Case ID: ad2d_127/html/0795-02.html
Source: Caselaw Access Project
Author: {"author": "", "license": "Public Domain", "url": "https://static.case.law/"}
Date Created: 2024-08-24T03:29:51.129683

The People of the State of New York, Respondent, v Leonard Marans, Appellant.
   Appeal by the defendant from a judgment of the Supreme Court, Queens County (Lakritz, J.), rendered October 15, 1985, convicting him of promoting gambling in the first degree and possession of gambling records in the first degree, upon his plea of guilty, and imposing sentence. The appeal brings up for review the denial, after a hearing, of that branch of the defendant’s omnibus motion which was to suppress evidence.

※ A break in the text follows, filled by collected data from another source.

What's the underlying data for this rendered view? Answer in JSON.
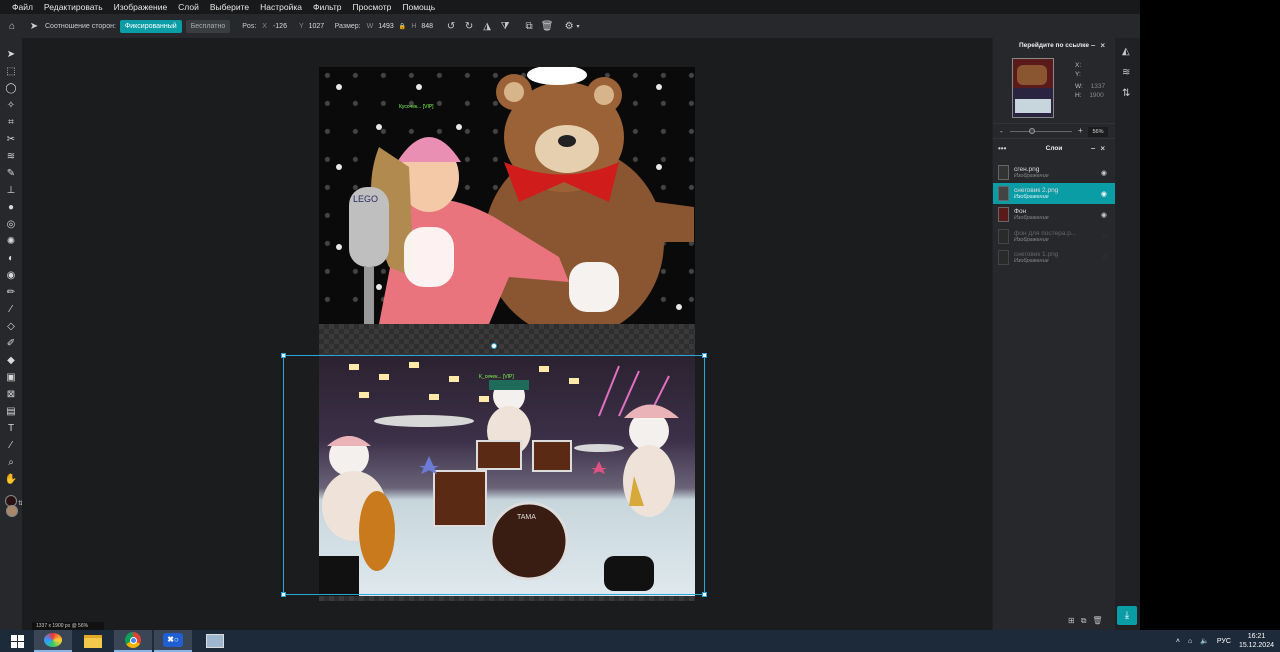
{
  "menu": [
    "Файл",
    "Редактировать",
    "Изображение",
    "Слой",
    "Выберите",
    "Настройка",
    "Фильтр",
    "Просмотр",
    "Помощь"
  ],
  "options": {
    "aspect_label": "Соотношение сторон:",
    "fixed_label": "Фиксированный",
    "free_label": "Бесплатно",
    "pos_label": "Pos:",
    "x_label": "X",
    "x_value": "-126",
    "y_label": "Y",
    "y_value": "1027",
    "size_label": "Размер:",
    "w_label": "W",
    "w_value": "1493",
    "h_label": "H",
    "h_value": "848"
  },
  "navigator": {
    "title": "Перейдите по ссылке",
    "x_label": "X:",
    "y_label": "Y:",
    "w_label": "W:",
    "w_value": "1337",
    "h_label": "H:",
    "h_value": "1900",
    "zoom_minus": "-",
    "zoom_plus": "+",
    "zoom_value": "56%"
  },
  "layers_panel": {
    "title": "Слои",
    "layers": [
      {
        "name": "сген.png",
        "type": "Изображение"
      },
      {
        "name": "снеговик 2.png",
        "type": "Изображение"
      },
      {
        "name": "Фон",
        "type": "Изображение"
      },
      {
        "name": "фон для постера.p...",
        "type": "Изображение"
      },
      {
        "name": "снеговик 1.png",
        "type": "Изображение"
      }
    ]
  },
  "status_bar": {
    "doc_info": "1337 x 1900 px @ 56%"
  },
  "canvas_text": {
    "top_nametag": "Кусочек... [VIP]",
    "bottom_nametag": "К_сечек... [VIP]"
  },
  "taskbar": {
    "lang": "РУС",
    "time": "16:21",
    "date": "15.12.2024"
  },
  "colors": {
    "accent": "#0b9da6",
    "selection": "#2aa7d8",
    "fg_swatch": "#2a1214",
    "bg_swatch": "#a8876a"
  }
}
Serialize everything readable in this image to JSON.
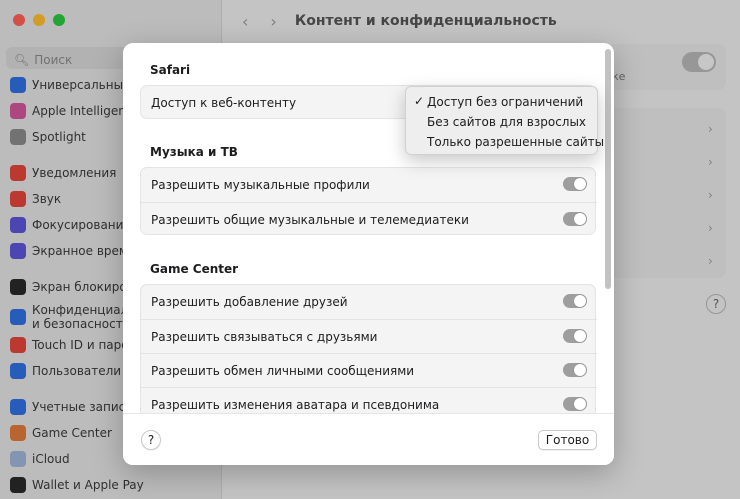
{
  "window": {
    "title": "Контент и конфиденциальность",
    "search_placeholder": "Поиск"
  },
  "sidebar": {
    "items": [
      {
        "label": "Универсальный",
        "color": "#2f6fe0"
      },
      {
        "label": "Apple Intelligence",
        "color": "#d0569a"
      },
      {
        "label": "Spotlight",
        "color": "#8a8a8a"
      },
      {
        "label": "Уведомления",
        "color": "#e2453c"
      },
      {
        "label": "Звук",
        "color": "#e2453c"
      },
      {
        "label": "Фокусирование",
        "color": "#5b55d6"
      },
      {
        "label": "Экранное время",
        "color": "#5b55d6"
      },
      {
        "label": "Экран блокиров",
        "color": "#2a2a2a"
      },
      {
        "label": "Конфиденциаль\nи безопасность",
        "color": "#2f6fe0"
      },
      {
        "label": "Touch ID и паро",
        "color": "#e2453c"
      },
      {
        "label": "Пользователи и",
        "color": "#2f6fe0"
      },
      {
        "label": "Учетные записи",
        "color": "#2f6fe0"
      },
      {
        "label": "Game Center",
        "color": "#e07a3a"
      },
      {
        "label": "iCloud",
        "color": "#9fb4d8"
      },
      {
        "label": "Wallet и Apple Pay",
        "color": "#2a2a2a"
      }
    ]
  },
  "bg": {
    "partial_text": "ке"
  },
  "sheet": {
    "sections": [
      {
        "title": "Safari",
        "rows": [
          {
            "label": "Доступ к веб-контенту"
          }
        ]
      },
      {
        "title": "Музыка и ТВ",
        "rows": [
          {
            "label": "Разрешить музыкальные профили",
            "on": true
          },
          {
            "label": "Разрешить общие музыкальные и телемедиатеки",
            "on": true
          }
        ]
      },
      {
        "title": "Game Center",
        "rows": [
          {
            "label": "Разрешить добавление друзей",
            "on": true
          },
          {
            "label": "Разрешить связываться с друзьями",
            "on": true
          },
          {
            "label": "Разрешить обмен личными сообщениями",
            "on": true
          },
          {
            "label": "Разрешить изменения аватара и псевдонима",
            "on": true
          }
        ]
      }
    ],
    "menu": {
      "options": [
        "Доступ без ограничений",
        "Без сайтов для взрослых",
        "Только разрешенные сайты"
      ],
      "selected_index": 0,
      "check_glyph": "✓"
    },
    "footer": {
      "help_label": "?",
      "done_label": "Готово"
    }
  }
}
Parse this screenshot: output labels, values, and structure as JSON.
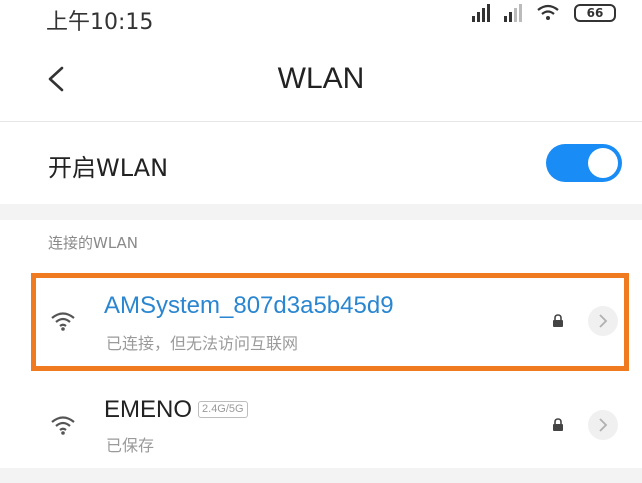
{
  "status_bar": {
    "time": "上午10:15",
    "battery": "66"
  },
  "header": {
    "title": "WLAN"
  },
  "wlan_toggle": {
    "label": "开启WLAN",
    "on": true,
    "color": "#1a8cf5"
  },
  "connected_section": {
    "header": "连接的WLAN"
  },
  "networks": [
    {
      "name": "AMSystem_807d3a5b45d9",
      "status": "已连接，但无法访问互联网",
      "name_color": "#2a86d0",
      "icon": "wifi-icon",
      "locked": true,
      "highlighted": true
    },
    {
      "name": "EMENO",
      "band": "2.4G/5G",
      "status": "已保存",
      "name_color": "#222222",
      "icon": "wifi-icon",
      "locked": true,
      "highlighted": false
    }
  ],
  "colors": {
    "highlight": "#f07a20",
    "accent": "#1a8cf5"
  }
}
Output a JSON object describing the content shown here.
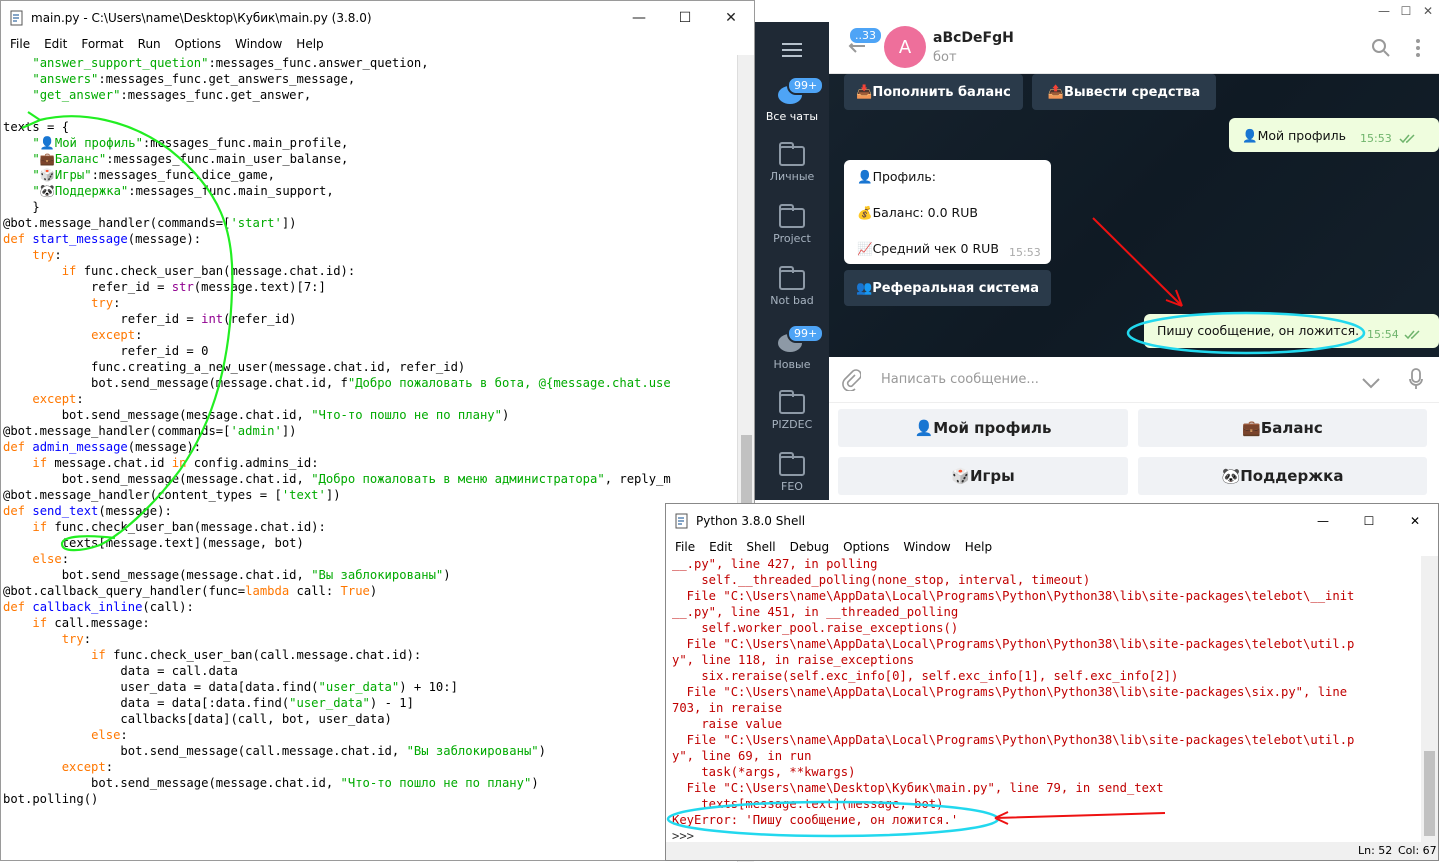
{
  "editor": {
    "title": "main.py - C:\\Users\\name\\Desktop\\Кубик\\main.py (3.8.0)",
    "menu": [
      "File",
      "Edit",
      "Format",
      "Run",
      "Options",
      "Window",
      "Help"
    ],
    "code": [
      [
        [
          "    ",
          ""
        ],
        [
          "\"answer_support_quetion\"",
          "st"
        ],
        [
          ":messages_func.answer_quetion,",
          ""
        ]
      ],
      [
        [
          "    ",
          ""
        ],
        [
          "\"answers\"",
          "st"
        ],
        [
          ":messages_func.get_answers_message,",
          ""
        ]
      ],
      [
        [
          "    ",
          ""
        ],
        [
          "\"get_answer\"",
          "st"
        ],
        [
          ":messages_func.get_answer,",
          ""
        ]
      ],
      [
        [
          "",
          ""
        ]
      ],
      [
        [
          "texts = {",
          ""
        ]
      ],
      [
        [
          "    ",
          ""
        ],
        [
          "\"👤Мой профиль\"",
          "st"
        ],
        [
          ":messages_func.main_profile,",
          ""
        ]
      ],
      [
        [
          "    ",
          ""
        ],
        [
          "\"💼Баланс\"",
          "st"
        ],
        [
          ":messages_func.main_user_balanse,",
          ""
        ]
      ],
      [
        [
          "    ",
          ""
        ],
        [
          "\"🎲Игры\"",
          "st"
        ],
        [
          ":messages_func.dice_game,",
          ""
        ]
      ],
      [
        [
          "    ",
          ""
        ],
        [
          "\"🐼Поддержка\"",
          "st"
        ],
        [
          ":messages_func.main_support,",
          ""
        ]
      ],
      [
        [
          "    }",
          ""
        ]
      ],
      [
        [
          "@bot.message_handler(commands=[",
          ""
        ],
        [
          "'start'",
          "st"
        ],
        [
          "])",
          ""
        ]
      ],
      [
        [
          "def ",
          "kw"
        ],
        [
          "start_message",
          "df"
        ],
        [
          "(message):",
          ""
        ]
      ],
      [
        [
          "    ",
          ""
        ],
        [
          "try",
          "kw"
        ],
        [
          ":",
          ""
        ]
      ],
      [
        [
          "        ",
          ""
        ],
        [
          "if ",
          "kw"
        ],
        [
          "func.check_user_ban(message.chat.id):",
          ""
        ]
      ],
      [
        [
          "            refer_id = ",
          ""
        ],
        [
          "str",
          "bi"
        ],
        [
          "(message.text)[7:]",
          ""
        ]
      ],
      [
        [
          "            ",
          ""
        ],
        [
          "try",
          "kw"
        ],
        [
          ":",
          ""
        ]
      ],
      [
        [
          "                refer_id = ",
          ""
        ],
        [
          "int",
          "bi"
        ],
        [
          "(refer_id)",
          ""
        ]
      ],
      [
        [
          "            ",
          ""
        ],
        [
          "except",
          "kw"
        ],
        [
          ":",
          ""
        ]
      ],
      [
        [
          "                refer_id = 0",
          ""
        ]
      ],
      [
        [
          "            func.creating_a_new_user(message.chat.id, refer_id)",
          ""
        ]
      ],
      [
        [
          "            bot.send_message(message.chat.id, f",
          ""
        ],
        [
          "\"Добро пожаловать в бота, @{message.chat.use",
          "st"
        ]
      ],
      [
        [
          "    ",
          ""
        ],
        [
          "except",
          "kw"
        ],
        [
          ":",
          ""
        ]
      ],
      [
        [
          "        bot.send_message(message.chat.id, ",
          ""
        ],
        [
          "\"Что-то пошло не по плану\"",
          "st"
        ],
        [
          ")",
          ""
        ]
      ],
      [
        [
          "@bot.message_handler(commands=[",
          ""
        ],
        [
          "'admin'",
          "st"
        ],
        [
          "])",
          ""
        ]
      ],
      [
        [
          "def ",
          "kw"
        ],
        [
          "admin_message",
          "df"
        ],
        [
          "(message):",
          ""
        ]
      ],
      [
        [
          "    ",
          ""
        ],
        [
          "if ",
          "kw"
        ],
        [
          "message.chat.id ",
          ""
        ],
        [
          "in ",
          "kw"
        ],
        [
          "config.admins_id:",
          ""
        ]
      ],
      [
        [
          "        bot.send_message(message.chat.id, ",
          ""
        ],
        [
          "\"Добро пожаловать в меню администратора\"",
          "st"
        ],
        [
          ", reply_m",
          ""
        ]
      ],
      [
        [
          "@bot.message_handler(content_types = [",
          ""
        ],
        [
          "'text'",
          "st"
        ],
        [
          "])",
          ""
        ]
      ],
      [
        [
          "def ",
          "kw"
        ],
        [
          "send_text",
          "df"
        ],
        [
          "(message):",
          ""
        ]
      ],
      [
        [
          "    ",
          ""
        ],
        [
          "if ",
          "kw"
        ],
        [
          "func.check_user_ban(message.chat.id):",
          ""
        ]
      ],
      [
        [
          "        texts[message.text](message, bot)",
          ""
        ]
      ],
      [
        [
          "    ",
          ""
        ],
        [
          "else",
          "kw"
        ],
        [
          ":",
          ""
        ]
      ],
      [
        [
          "        bot.send_message(message.chat.id, ",
          ""
        ],
        [
          "\"Вы заблокированы\"",
          "st"
        ],
        [
          ")",
          ""
        ]
      ],
      [
        [
          "@bot.callback_query_handler(func=",
          ""
        ],
        [
          "lambda ",
          "kw"
        ],
        [
          "call: ",
          ""
        ],
        [
          "True",
          "kw"
        ],
        [
          ")",
          ""
        ]
      ],
      [
        [
          "def ",
          "kw"
        ],
        [
          "callback_inline",
          "df"
        ],
        [
          "(call):",
          ""
        ]
      ],
      [
        [
          "    ",
          ""
        ],
        [
          "if ",
          "kw"
        ],
        [
          "call.message:",
          ""
        ]
      ],
      [
        [
          "        ",
          ""
        ],
        [
          "try",
          "kw"
        ],
        [
          ":",
          ""
        ]
      ],
      [
        [
          "            ",
          ""
        ],
        [
          "if ",
          "kw"
        ],
        [
          "func.check_user_ban(call.message.chat.id):",
          ""
        ]
      ],
      [
        [
          "                data = call.data",
          ""
        ]
      ],
      [
        [
          "                user_data = data[data.find(",
          ""
        ],
        [
          "\"user_data\"",
          "st"
        ],
        [
          ") + 10:]",
          ""
        ]
      ],
      [
        [
          "                data = data[:data.find(",
          ""
        ],
        [
          "\"user_data\"",
          "st"
        ],
        [
          ") - 1]",
          ""
        ]
      ],
      [
        [
          "                callbacks[data](call, bot, user_data)",
          ""
        ]
      ],
      [
        [
          "            ",
          ""
        ],
        [
          "else",
          "kw"
        ],
        [
          ":",
          ""
        ]
      ],
      [
        [
          "                bot.send_message(call.message.chat.id, ",
          ""
        ],
        [
          "\"Вы заблокированы\"",
          "st"
        ],
        [
          ")",
          ""
        ]
      ],
      [
        [
          "        ",
          ""
        ],
        [
          "except",
          "kw"
        ],
        [
          ":",
          ""
        ]
      ],
      [
        [
          "            bot.send_message(message.chat.id, ",
          ""
        ],
        [
          "\"Что-то пошло не по плану\"",
          "st"
        ],
        [
          ")",
          ""
        ]
      ],
      [
        [
          "bot.polling()",
          ""
        ]
      ]
    ]
  },
  "telegram": {
    "folders": [
      {
        "label": "Все чаты",
        "badge": "99+"
      },
      {
        "label": "Личные",
        "badge": ""
      },
      {
        "label": "Project",
        "badge": ""
      },
      {
        "label": "Not bad",
        "badge": ""
      },
      {
        "label": "Новые",
        "badge": "99+"
      },
      {
        "label": "PIZDEC",
        "badge": ""
      },
      {
        "label": "FEO",
        "badge": ""
      }
    ],
    "back_badge": "..33",
    "avatar_letter": "A",
    "chat_name": "aBcDeFgH",
    "chat_sub": "бот",
    "inline_top": [
      "📥Пополнить баланс",
      "📤Вывести средства"
    ],
    "msg_profile": "👤Мой профиль",
    "msg_profile_time": "15:53",
    "profile_card": {
      "line1": "👤Профиль:",
      "line2": "💰Баланс: 0.0 RUB",
      "line3": "📈Средний чек 0 RUB",
      "time": "15:53"
    },
    "inline_ref": "👥Реферальная система",
    "msg_last": "Пишу сообщение, он ложится.",
    "msg_last_time": "15:54",
    "input_placeholder": "Написать сообщение...",
    "keyboard": [
      "👤Мой профиль",
      "💼Баланс",
      "🎲Игры",
      "🐼Поддержка"
    ]
  },
  "shell": {
    "title": "Python 3.8.0 Shell",
    "menu": [
      "File",
      "Edit",
      "Shell",
      "Debug",
      "Options",
      "Window",
      "Help"
    ],
    "output": [
      "__.py\", line 427, in polling",
      "    self.__threaded_polling(none_stop, interval, timeout)",
      "  File \"C:\\Users\\name\\AppData\\Local\\Programs\\Python\\Python38\\lib\\site-packages\\telebot\\__init",
      "__.py\", line 451, in __threaded_polling",
      "    self.worker_pool.raise_exceptions()",
      "  File \"C:\\Users\\name\\AppData\\Local\\Programs\\Python\\Python38\\lib\\site-packages\\telebot\\util.p",
      "y\", line 118, in raise_exceptions",
      "    six.reraise(self.exc_info[0], self.exc_info[1], self.exc_info[2])",
      "  File \"C:\\Users\\name\\AppData\\Local\\Programs\\Python\\Python38\\lib\\site-packages\\six.py\", line",
      "703, in reraise",
      "    raise value",
      "  File \"C:\\Users\\name\\AppData\\Local\\Programs\\Python\\Python38\\lib\\site-packages\\telebot\\util.p",
      "y\", line 69, in run",
      "    task(*args, **kwargs)",
      "  File \"C:\\Users\\name\\Desktop\\Кубик\\main.py\", line 79, in send_text",
      "    texts[message.text](message, bot)",
      "KeyError: 'Пишу сообщение, он ложится.'"
    ],
    "prompt": ">>>",
    "status_ln": "Ln: 52",
    "status_col": "Col: 67"
  }
}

Ordered that the judgment is affirmed.

The notice requirement of CPL 700.70 is rooted in the Fourth Amendment’s ban on unreasonable searches and seizures (see, People v Merced, 119 Misc 2d 238, 240). The defendant does not have standing to challenge the interception of the third-party conversations involved herein (see, People v Edelstein, 54 NY2d 306, 309). Since the defendant has failed to demonstrate that he was a party to intercepted conversations or that he had a proprietary interest in the wiretapped premises (see, People v La Rocca, 112 AD2d 1010; People v Troia, 104 AD2d 389, 390; People v Sergi, 96 AD2d 911; People v Gallina, 95 AD2d 336, 338; see also, People v Ponder, 54 NY2d 160, 165), the hearing court properly denied that branch of the defendant’s omnibus motion which was to suppress the physical evidence which was seized pursuant to a search warrant issued upon evidence derived from communications intercepted pursuant to the authorized wiretap, despite the People’s failure to give notice pursuant to CPL 700.70.

The defendant’s remaining contentions are without merit. Brown, J. P., Weinstein, Rubin and Spatt, JJ., concur.